Economic growth in its self doesn’t guarantee economic development but it is a necessary ingredient. Since long run economic growth is the expansion an increase in aggregate supply investment has large importance as it increases a countries productive capacity.
Since many firms finance investments with loans, a substantial amount of saving must be happening so the bank has funds that it can loan to these banks.
What is the Harrod- Domar model?
That GDP is determined by the savings ratio and the capital output ratio. Essentially, saving is necessary and these savings must be able to be transformed into productive investment
What is the savings ratio?
That GDP is determined by how much an economy can save.
What is the capital-output ratio?
Economic growth is determined by how productive investment is.
The amount that has to be spent to increase national output by a unit.
What are the steps of economic development as according to the Harrod - Domar model?
People save- Which enables investment- Investment allows capital to increase and technology to be improved.
This leads to an increase in output and incomes which leads to an increase in saving according to (Marginal propensity to save) and the cycle begins again.
Why might the Harrod- Domar model fail to work smoothly?
The model theorises that saving is the key to economic development as otherwise investment will be limited, however the flow of savings may be limited in LDC’s as people may prioritise spending their money on resources of consumption
What is the equation for the Harrod- Domar Model?
Growth rate of output= Savings ratio/ Capital- output ratio. pg 335
Why might it be difficult for savings to accumulate in an LDC?
Many LDC’s have undeveloped financial institutions so if people want to save they can’t do so in a savings account in a bank, instead they save “under the bed”. This money doesn’t easily transfer into loanable funds.
Why can lowering the interest rate reduce investment?

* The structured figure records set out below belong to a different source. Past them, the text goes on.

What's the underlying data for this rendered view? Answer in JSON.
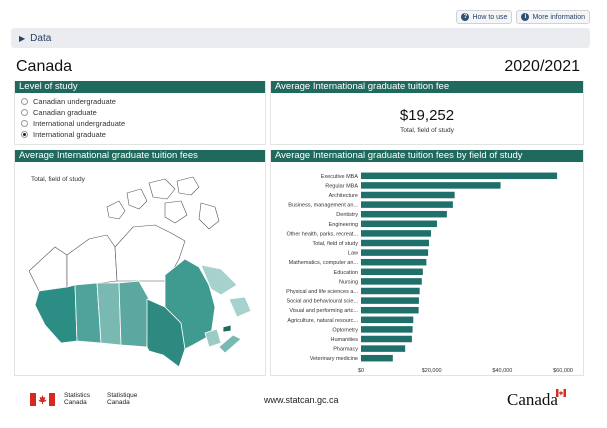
{
  "top_links": {
    "how_to_use": "How to use",
    "more_information": "More information"
  },
  "data_toggle": "Data",
  "geography": "Canada",
  "year": "2020/2021",
  "level_panel": {
    "title": "Level of study",
    "options": [
      {
        "label": "Canadian undergraduate",
        "selected": false
      },
      {
        "label": "Canadian graduate",
        "selected": false
      },
      {
        "label": "International undergraduate",
        "selected": false
      },
      {
        "label": "International graduate",
        "selected": true
      }
    ]
  },
  "average_panel": {
    "title": "Average International graduate tuition fee",
    "value": "$19,252",
    "subtitle": "Total, field of study"
  },
  "map_panel": {
    "title": "Average International graduate tuition fees",
    "subtitle": "Total, field of study"
  },
  "colors": {
    "header": "#1f6a5c",
    "bar": "#1f6f6a"
  },
  "chart_data": {
    "type": "bar",
    "orientation": "horizontal",
    "title": "Average International graduate tuition fees by field of study",
    "categories": [
      "Executive MBA",
      "Regular MBA",
      "Architecture",
      "Business, management an...",
      "Dentistry",
      "Engineering",
      "Other health, parks, recreat...",
      "Total, field of study",
      "Law",
      "Mathematics, computer an...",
      "Education",
      "Nursing",
      "Physical and life sciences a...",
      "Social and behavioural scie...",
      "Visual and performing artc...",
      "Agriculture, natural resourc...",
      "Optometry",
      "Humanities",
      "Pharmacy",
      "Veterinary medicine"
    ],
    "values": [
      55500,
      39500,
      26500,
      26000,
      24300,
      21500,
      19800,
      19252,
      19000,
      18500,
      17500,
      17200,
      16600,
      16400,
      16300,
      14800,
      14600,
      14400,
      12500,
      9000
    ],
    "xlim": [
      0,
      60000
    ],
    "xticks": [
      "$0",
      "$20,000",
      "$40,000",
      "$60,000"
    ],
    "tick_values": [
      0,
      20000,
      40000,
      60000
    ]
  },
  "footer": {
    "statcan_en": [
      "Statistics",
      "Canada"
    ],
    "statcan_fr": [
      "Statistique",
      "Canada"
    ],
    "website": "www.statcan.gc.ca",
    "wordmark": "Canada"
  }
}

Governments may lower the interest rate to encourage firms to borrow to incentivize investment, however they are forgetting that low interest rates can reducing saving meaning there are less loanable funds. This would mean firms wan to invest but don’t have the funds to do so.
Why might savings not be converted to investment in an LDC in terms of lack of the entreperneurial factor of production?
There needs to be entrpreuneurs that can identify investment oppurtunities and have the skills to carry them through and willingness to take risks.
Why may investment not be productive in LDC’s
The firms need physical capital in order to increase how much they produce, they may have to import capital however this is not always possible when there is a foreign exchange gap.
What’s a foreign exchange gap?
When an LDC is unable to import the goods that they need for development because it has a shortage of foreign exchange. Essentially they don’t have enough of other currencies.
What can countries do to increase their foreign exchange?
When foreigners buy a countries exports we gain their currency.
What is the convergence process?
LDC’s that are beginning to develop adopt technology that has already been used and tested so grow at a more rapid rate than already developed economies.
What is the argument against the convergence process?
Many LDC’s don’t have satisfactory human capital, the education system isn’t good enough, the health care is subpar and this makes investment less productive.